Konstantin est né dans une petite ville de Bavière puis a bougé au fil du temps: plusieurs séjours à Berlin -“ je n’ai pas aimé, trop d’apprentis artistes” ( sourire)- avant Mannheim, où il réside depuis plus d’une décennie. Et dans ces entrelacs menés par les histoires d’amour, the same old story, Gropper passe entre-temps par Heidelberg, la plus vieille université allemande, fondée en 1386. Malgré des études inabouties -il choisira la musique-, son cursus de philosophie laisse des traces. D’abord dans la conversation où il cite un ancien, fameux, d’Heidelberg, le sociologue et psychanalyste germano-américain Erich Fromm (1900-1980), l’un des premiers théoriciens sur la nécessité d’un revenu de base inconditionnel. Konstantin le fait sans forfanterie ni poussée d’acné intellectualisante. Plutôt comme la confection sentimentale dans un paysage germanique où se glissent aussi son amour de l’aria -plutôt que de l’opéra dans sa globalité- et de la musique classique.
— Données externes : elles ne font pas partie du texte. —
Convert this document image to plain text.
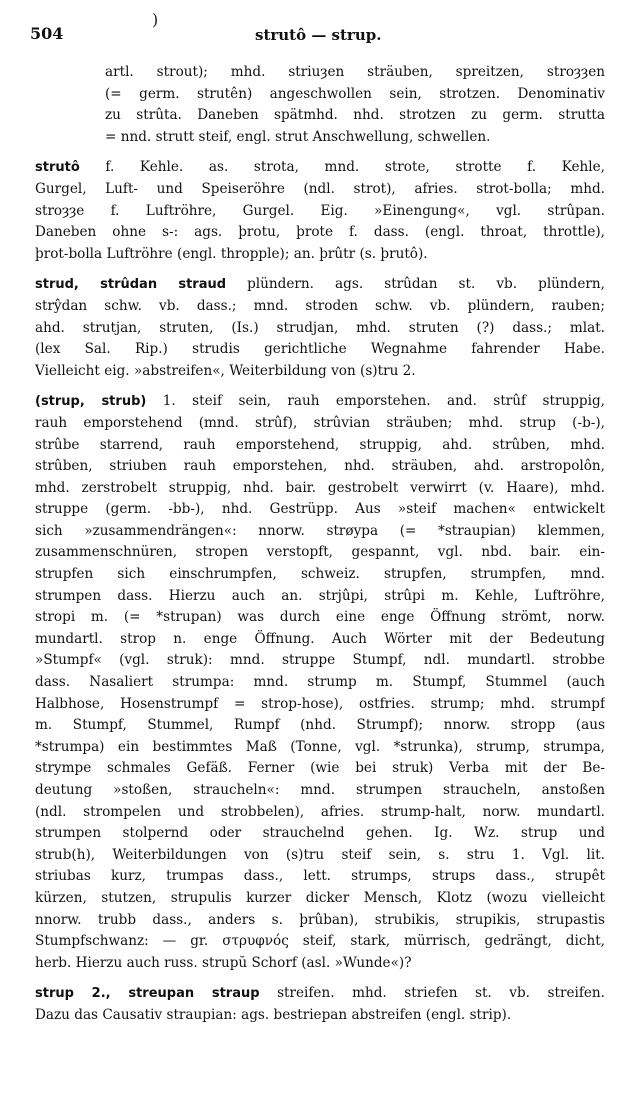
)
504	strutô — strup.
artl. strout); mhd. striuȝen sträuben, spreitzen, stroȝȝen
(= germ. strutên) angeschwollen sein, strotzen. Denominativ
zu strûta. Daneben spätmhd. nhd. strotzen zu germ. strutta
= nnd. strutt steif, engl. strut Anschwellung, schwellen.
strutô f. Kehle. as. strota, mnd. strote, strotte f. Kehle,
Gurgel, Luft- und Speiseröhre (ndl. strot), afries. strot-bolla; mhd.
stroȝȝe f. Luftröhre, Gurgel. Eig. »Einengung«, vgl. strûpan.
Daneben ohne s-: ags. þrotu, þrote f. dass. (engl. throat, throttle),
þrot-bolla Luftröhre (engl. thropple); an. þrûtr (s. þrutô).
strud, strûdan straud plündern. ags. strûdan st. vb. plündern,
strŷdan schw. vb. dass.; mnd. stroden schw. vb. plündern, rauben;
ahd. strutjan, struten, (Is.) strudjan, mhd. struten (?) dass.; mlat.
(lex Sal. Rip.) strudis gerichtliche Wegnahme fahrender Habe.
Vielleicht eig. »abstreifen«, Weiterbildung von (s)tru 2.
(strup, strub) 1. steif sein, rauh emporstehen. and. strûf struppig,
rauh emporstehend (mnd. strûf), strûvian sträuben; mhd. strup (-b-),
strûbe starrend, rauh emporstehend, struppig, ahd. strûben, mhd.
strûben, striuben rauh emporstehen, nhd. sträuben, ahd. arstropolôn,
mhd. zerstrobelt struppig, nhd. bair. gestrobelt verwirrt (v. Haare), mhd.
struppe (germ. -bb-), nhd. Gestrüpp. Aus »steif machen« entwickelt
sich »zusammendrängen«: nnorw. strøypa (= *straupian) klemmen,
zusammenschnüren, stropen verstopft, gespannt, vgl. nbd. bair. ein-
strupfen sich einschrumpfen, schweiz. strupfen, strumpfen, mnd.
strumpen dass. Hierzu auch an. strjûpi, strûpi m. Kehle, Luftröhre,
stropi m. (= *strupan) was durch eine enge Öffnung strömt, norw.
mundartl. strop n. enge Öffnung. Auch Wörter mit der Bedeutung
»Stumpf« (vgl. struk): mnd. struppe Stumpf, ndl. mundartl. strobbe
dass. Nasaliert strumpa: mnd. strump m. Stumpf, Stummel (auch
Halbhose, Hosenstrumpf = strop-hose), ostfries. strump; mhd. strumpf
m. Stumpf, Stummel, Rumpf (nhd. Strumpf); nnorw. stropp (aus
*strumpa) ein bestimmtes Maß (Tonne, vgl. *strunka), strump, strumpa,
strympe schmales Gefäß. Ferner (wie bei struk) Verba mit der Be-
deutung »stoßen, straucheln«: mnd. strumpen straucheln, anstoßen
(ndl. strompelen und strobbelen), afries. strump-halt, norw. mundartl.
strumpen stolpernd oder strauchelnd gehen. Ig. Wz. strup und
strub(h), Weiterbildungen von (s)tru steif sein, s. stru 1. Vgl. lit.
striubas kurz, trumpas dass., lett. strumps, strups dass., strupêt
kürzen, stutzen, strupulis kurzer dicker Mensch, Klotz (wozu vielleicht
nnorw. trubb dass., anders s. þrûban), strubikis, strupikis, strupastis
Stumpfschwanz: — gr. στρυφνός steif, stark, mürrisch, gedrängt, dicht,
herb. Hierzu auch russ. strupŭ Schorf (asl. »Wunde«)?
strup 2., streupan straup streifen. mhd. striefen st. vb. streifen.
Dazu das Causativ straupian: ags. bestriepan abstreifen (engl. strip).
Violoncelliste pratiquant entre 5 et 18 ans, cet agnostique a grandi dans cet environnement donnant des graines qui poussent toujours dans la musique de Get Well Soon. Les vallées harmoniques, la finesse instrumentale, l’ambition des orchestrations. Ignorés dans les pays anglo-saxons, ses albums ont pris du galon. D’abord chez lui en Allemagne, 83 millions d’habitants et second marché musical européen, et puis logiquement en Autriche et Suisse voisines. Avec un succès réel sur le marché français, toujours fasciné par les projections romantiques éventuellement troubles, de Fassbinder à Get Well Soon. Sauf qu’ici, malgré ou grâce au désastre des deux dernières années, le jeune homme autrefois de sombre alllure mélancolique, a transformé le spleen létal en chansons de vie. Bienvenue en alchimie.

(1) Intellectuel allemand, considéré comme l’un des fondateurs de la sociologie (1864-1920).
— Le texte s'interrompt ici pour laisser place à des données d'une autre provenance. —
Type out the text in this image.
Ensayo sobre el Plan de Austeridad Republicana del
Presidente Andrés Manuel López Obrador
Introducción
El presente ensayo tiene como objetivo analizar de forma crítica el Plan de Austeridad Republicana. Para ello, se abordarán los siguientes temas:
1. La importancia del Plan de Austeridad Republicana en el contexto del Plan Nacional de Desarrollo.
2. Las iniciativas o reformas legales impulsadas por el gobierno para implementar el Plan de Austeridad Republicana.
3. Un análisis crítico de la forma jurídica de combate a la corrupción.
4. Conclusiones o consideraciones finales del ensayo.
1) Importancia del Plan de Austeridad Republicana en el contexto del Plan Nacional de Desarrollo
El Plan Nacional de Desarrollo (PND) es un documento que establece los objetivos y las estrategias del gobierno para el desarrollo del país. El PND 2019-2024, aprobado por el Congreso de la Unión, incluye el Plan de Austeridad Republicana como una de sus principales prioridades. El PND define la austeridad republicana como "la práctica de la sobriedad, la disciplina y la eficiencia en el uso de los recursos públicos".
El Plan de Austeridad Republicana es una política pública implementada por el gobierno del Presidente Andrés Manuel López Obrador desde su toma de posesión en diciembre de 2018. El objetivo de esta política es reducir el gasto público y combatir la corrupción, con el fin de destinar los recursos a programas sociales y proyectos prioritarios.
En concert le 03/05 à l’Atelier 210, Bruxelles, www.atelier210.be

“Amen”

Le premier titre signe d’emblée l’esprit de l’ensemble: A Song for Myself. Par son rapport à l’état présumé dionysiaque de l’auteur-chanteur, celui qui domine forcément son art et sa production. Autant que par la couleur des arrangements: luxuriante, nourrie de cuivres et de chœurs puissants. À certains moments – Chant en disenchant– la musique n’est d’ailleurs plus si loin de l’opéra et de ses drames soulignés. Sauf que Konstantin zoome d’abord sur ses propres sentiments, avec une distance salutaire où, parfois, pointe même l’humour. Reste une habilité à introduire des mélodies tellement efficaces ( My Home Is My Heart, I Love Humans, Our Best Hope, Accept Cookies) qu’elles devraient amener certaines des chansons en radio. Théoriquement.